Il s’agit de Georges Olémou et Jean-Louis Kpoghomou, tous deux gendarmes, ainsi que Thomas Touaro, un militaire. Ils sont poursuivis pour des crimes graves, notamment complicité de viol, enlèvement, séquestration, torture, ainsi que pour des coups et blessures volontaires en lien avec les événements tragiques du 28 septembre 2009.
Dès l’ouverture de l’audience, la défense a soulevé une exception, demandant au tribunal de constater la nullité de sa saisine. Autrement dit, les avocats des accusés ont remis en question la légalité de la procédure ayant conduit leurs clients devant cette juridiction. Ils ont ainsi sollicité du tribunal qu’il déclare qu’il n’y a « pas lieu de statuer ».

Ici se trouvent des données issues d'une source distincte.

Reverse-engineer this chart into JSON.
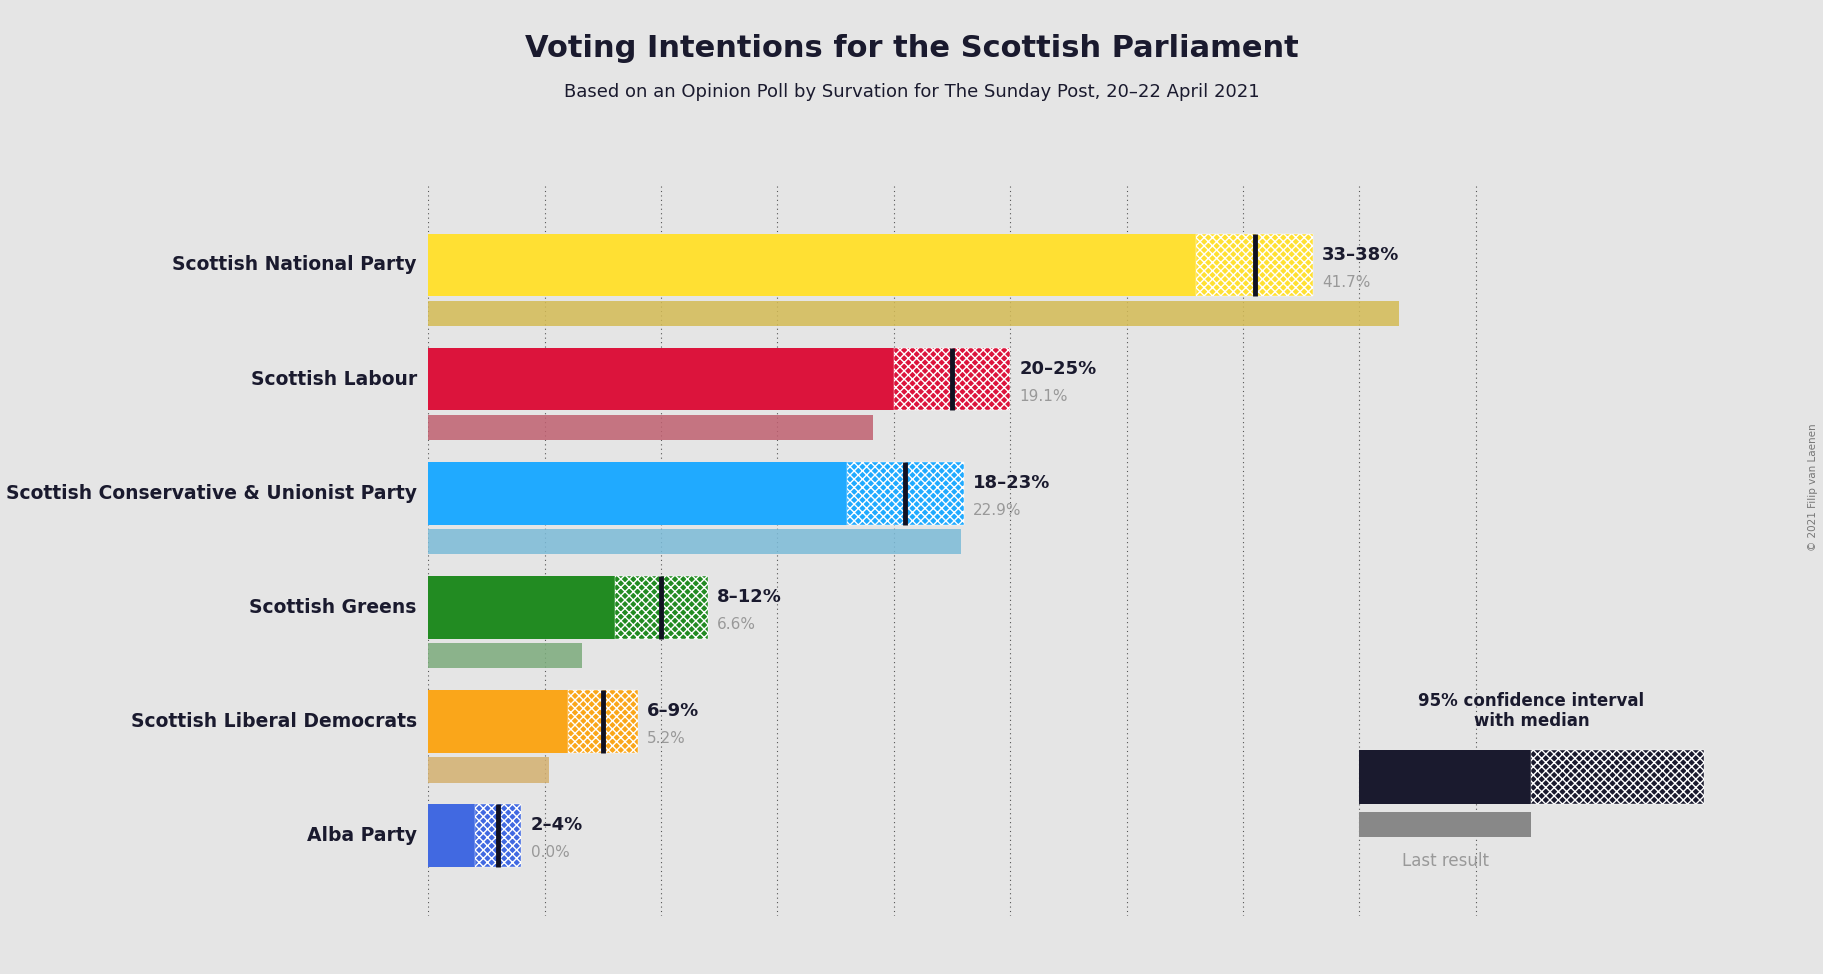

Cette demande a été fermement contestée par la partie civile, qui a demandé le rejet de l’exception afin de permettre la poursuite normale des débats. Le ministère public a également exprimé son opposition, considérant que cette démarche était une manœuvre dilatoire visant à ralentir le déroulement du procès.
Après avoir entendu les arguments des différentes parties, le tribunal a décidé de renvoyer l’affaire au 19 janvier, date à laquelle seront reprises les répliques sur l’exception soulevée par la défense.